The NICD has perfected rapid diagnosis and testing for Ebola.
Developing a vaccine that would prevent the virus from infecting the uninfected is an enterprise of US and UK laboratories enabled by public-private partnerships. While Ebola vaccine development began in 2003, serious work only really started after the West African outbreak.
The US National Institutes of Health announced that initial treatment testing of an investigational vaccine began this year. A Phase 1 trial will help investiga- tors at the institutes and the pharmaceutical company GlaxoSmithKline determine the safety and efficacy of a new vaccine.
The research facility is working with two other US-based candidate producers. Then there are another set of trials being developed by the Public Health Agency of Canada and NewLink Genetics Corp.

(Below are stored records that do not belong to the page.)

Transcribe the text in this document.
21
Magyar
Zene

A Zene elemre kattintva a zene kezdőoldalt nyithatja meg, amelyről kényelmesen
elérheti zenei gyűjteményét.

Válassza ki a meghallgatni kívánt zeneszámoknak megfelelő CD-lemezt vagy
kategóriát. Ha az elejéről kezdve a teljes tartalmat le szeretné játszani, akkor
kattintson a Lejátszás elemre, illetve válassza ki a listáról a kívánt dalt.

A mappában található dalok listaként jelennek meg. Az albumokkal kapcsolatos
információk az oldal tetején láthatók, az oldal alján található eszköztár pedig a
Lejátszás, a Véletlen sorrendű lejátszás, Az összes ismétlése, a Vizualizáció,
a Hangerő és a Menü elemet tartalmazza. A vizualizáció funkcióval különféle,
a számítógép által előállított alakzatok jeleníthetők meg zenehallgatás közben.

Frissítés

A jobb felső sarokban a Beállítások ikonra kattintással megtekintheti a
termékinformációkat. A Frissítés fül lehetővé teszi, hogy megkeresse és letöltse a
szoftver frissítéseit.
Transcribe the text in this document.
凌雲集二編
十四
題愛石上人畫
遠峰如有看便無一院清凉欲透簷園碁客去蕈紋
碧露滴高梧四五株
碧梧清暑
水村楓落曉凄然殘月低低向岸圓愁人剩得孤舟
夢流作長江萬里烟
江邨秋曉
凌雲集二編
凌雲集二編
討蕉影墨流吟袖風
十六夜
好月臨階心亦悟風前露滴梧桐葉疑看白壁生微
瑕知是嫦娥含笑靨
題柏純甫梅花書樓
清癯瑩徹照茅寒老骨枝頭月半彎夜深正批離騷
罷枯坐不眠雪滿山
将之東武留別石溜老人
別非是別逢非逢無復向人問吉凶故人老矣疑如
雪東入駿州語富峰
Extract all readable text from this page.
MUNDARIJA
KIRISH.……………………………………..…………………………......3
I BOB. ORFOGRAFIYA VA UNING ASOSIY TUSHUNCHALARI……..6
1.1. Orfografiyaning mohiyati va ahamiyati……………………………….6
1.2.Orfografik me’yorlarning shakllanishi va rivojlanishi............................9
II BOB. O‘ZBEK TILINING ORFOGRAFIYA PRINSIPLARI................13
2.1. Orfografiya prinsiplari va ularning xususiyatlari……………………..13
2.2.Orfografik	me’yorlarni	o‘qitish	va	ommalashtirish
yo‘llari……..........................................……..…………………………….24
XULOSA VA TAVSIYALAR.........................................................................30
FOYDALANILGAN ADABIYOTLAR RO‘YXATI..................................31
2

Post-infection therapies like ZMAPP, a product also of the North, is a cocktail based on three antibodies. Currently undergoing clinical trials, ZMAPP has been used to treat Ebola-infected American health workers, a Spanish priest who died and Liberian health workers.
The Bill & Melinda Gates Foundation have given a grant to its makers Mapp Biopharmaceutical, the Public Health Agency of Canada and Amgen to grow ZMAPP in tobacco plants in commercial quantities.
Finally, Nobel Laureates David Baltimore and James Watson have proposed that science harvest hundreds and thousands of Ebola antibodies from the blood of survivors, determine their genetic recipe, grow them in commercial quantities and combine them into a single treatment. Their proposal has been dubbed a “convalescent serum”.
Harvard University and the Massachusetts Institute of Technology’s Broad Institute decoded the genetic sequence of 12 copies of the virus in August. Baltimore and Watson’s proposal will test the interaction between the genetic actions of the human immune system and the virus.
Like so much else, innovations in the world of medicine and health are globally distributed private-public partnerships, using the best brains across sectors, space and time in a collaborative effort involving Africa (South Africa’s NICD in particular), the US, Canada and the UK.